JUNO
By Michael Phillips
It takes “Juno” about 15 minutes to calm down and get its joke reflex in check. Screenwriter Diablo Cody, formerly Brook Busey-Hunt, has everyone quipping like maniacs—it’s dialogue you notice, every second—and for a while you wonder if this story of a pregnant teenager’s coming of age will exhaust you with cleverness. Then, stealthily, everything about the movie starts working together more purposefully. And by the end you’ve fallen in love with the thing.

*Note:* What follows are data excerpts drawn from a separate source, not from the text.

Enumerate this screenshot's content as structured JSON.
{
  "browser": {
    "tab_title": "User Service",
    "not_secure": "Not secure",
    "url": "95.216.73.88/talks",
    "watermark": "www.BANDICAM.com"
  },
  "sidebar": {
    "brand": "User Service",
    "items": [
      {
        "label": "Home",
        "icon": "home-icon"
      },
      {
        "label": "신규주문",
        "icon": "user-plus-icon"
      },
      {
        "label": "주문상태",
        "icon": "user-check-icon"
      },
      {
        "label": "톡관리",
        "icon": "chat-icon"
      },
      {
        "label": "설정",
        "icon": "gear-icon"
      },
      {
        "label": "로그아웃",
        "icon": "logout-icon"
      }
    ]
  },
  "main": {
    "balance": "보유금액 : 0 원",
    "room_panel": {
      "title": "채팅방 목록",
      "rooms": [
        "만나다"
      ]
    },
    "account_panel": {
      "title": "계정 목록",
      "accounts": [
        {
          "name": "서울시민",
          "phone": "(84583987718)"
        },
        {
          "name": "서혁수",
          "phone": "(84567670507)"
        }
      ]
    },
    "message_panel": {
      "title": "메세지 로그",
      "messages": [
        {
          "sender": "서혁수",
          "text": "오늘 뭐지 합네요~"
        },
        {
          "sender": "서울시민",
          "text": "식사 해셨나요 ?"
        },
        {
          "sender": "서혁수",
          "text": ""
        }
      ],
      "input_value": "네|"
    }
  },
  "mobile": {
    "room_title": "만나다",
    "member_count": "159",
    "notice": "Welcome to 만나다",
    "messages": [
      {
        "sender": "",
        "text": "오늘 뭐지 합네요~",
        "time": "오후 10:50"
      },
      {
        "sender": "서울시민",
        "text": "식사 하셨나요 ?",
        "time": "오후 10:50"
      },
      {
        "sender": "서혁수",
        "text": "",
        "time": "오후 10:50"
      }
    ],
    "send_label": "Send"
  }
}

Ellen Page is key to its success, as much as Cody, or director Jason Reitman. Previously Reitman made “Thank You For Smoking,” and while that was satire and this a comic fable in the key of Quirk, he brings a similarly bright look, feel and snap to the proceedings. Page stars as 16-year-old Juno MacGuff, a suburban Twin Cities kid (the city’s never mentioned by name, but surrounding communities such as Stillwater and St. Cloud are) living with her sister, her father and her stepmother in relative harmony. The heroine resembles MTV’s sardonic Daria Morgendorffer, only sunnier. When we first see her, she’s glugging from a huge container of Sunny D in order to facilitate a urine test, part of a home pregnancy kit. It comes up positive. The father, still a boy, is a nice guy on the track team played by Michael Cera from “Arrested Development” and “Superbad.” Page and Cera are magically right together, and as much as Cody’s script, the leading actors make “Juno” mean something in emotional terms. This is a tale of two kids who have sex for the first time with momentous consequences, and while Cody’s impulse as a writer is to mask her characters’ insecurities and fears with banter, at her best she can hit two or even three notes at once.
Juno’s father (J.K. Simmons) and stepmother (Allison Janney) are thrown by the pregnancy but supportive of her decision to see it through to term. The perfect adoptive parents emerge in the form of Vanessa (Jennifer Garner), an image-conscious, slightly prickly suburbanite, and her composer husband, Mark (Jason Bateman). Here, Cody settles for some easy, familiar shorthand, painting this couple’s lifestyle—which Mark is secretly, then openly, rebelling against—as stultifying. We’ve been there before, in “American Beauty” and a lot of other pictures. Yet Cody and director Reitman surprise us: Trading in archetypes that predate the oeuvre of John Hughes, even, they upend our expectations just enough to engage us in plot terms. Reitman doesn’t dig deeply, exactly. Nor does Cody. But Page and Cera are such marvels of easygoing, easy-breathing skill, “Juno” keeps getting better and better.
Everyone’s just right in it: Page and Olivia Thirlby, who plays her teacher-idolizing pal, really do seem like best friends of equal smarts and empathy. Simmons and Janney are exactly who you need for these gently idealized parental units.
Even if you resist some of the easy-listening ditties on the soundtrack, or the made-for-TV animated opening credits, Page ensures that everything that’s good and funny and fresh in the material comes through. If few 16-year-olds actually deal with first-time, whoopsie-daisy pregnancy with this much elan, well, that’s what movies are for, even modest comedies—to show us the possible.
*** 1/2
Cast: Ellen Page; Michael Cera; Jennifer Garner; Jason Bateman; Allison Janney; J.K. Simmons; Olivia Thirlby
Running time: 1:31.
MPAA rating: PG-13 (for mature thematic material, sexual content and language).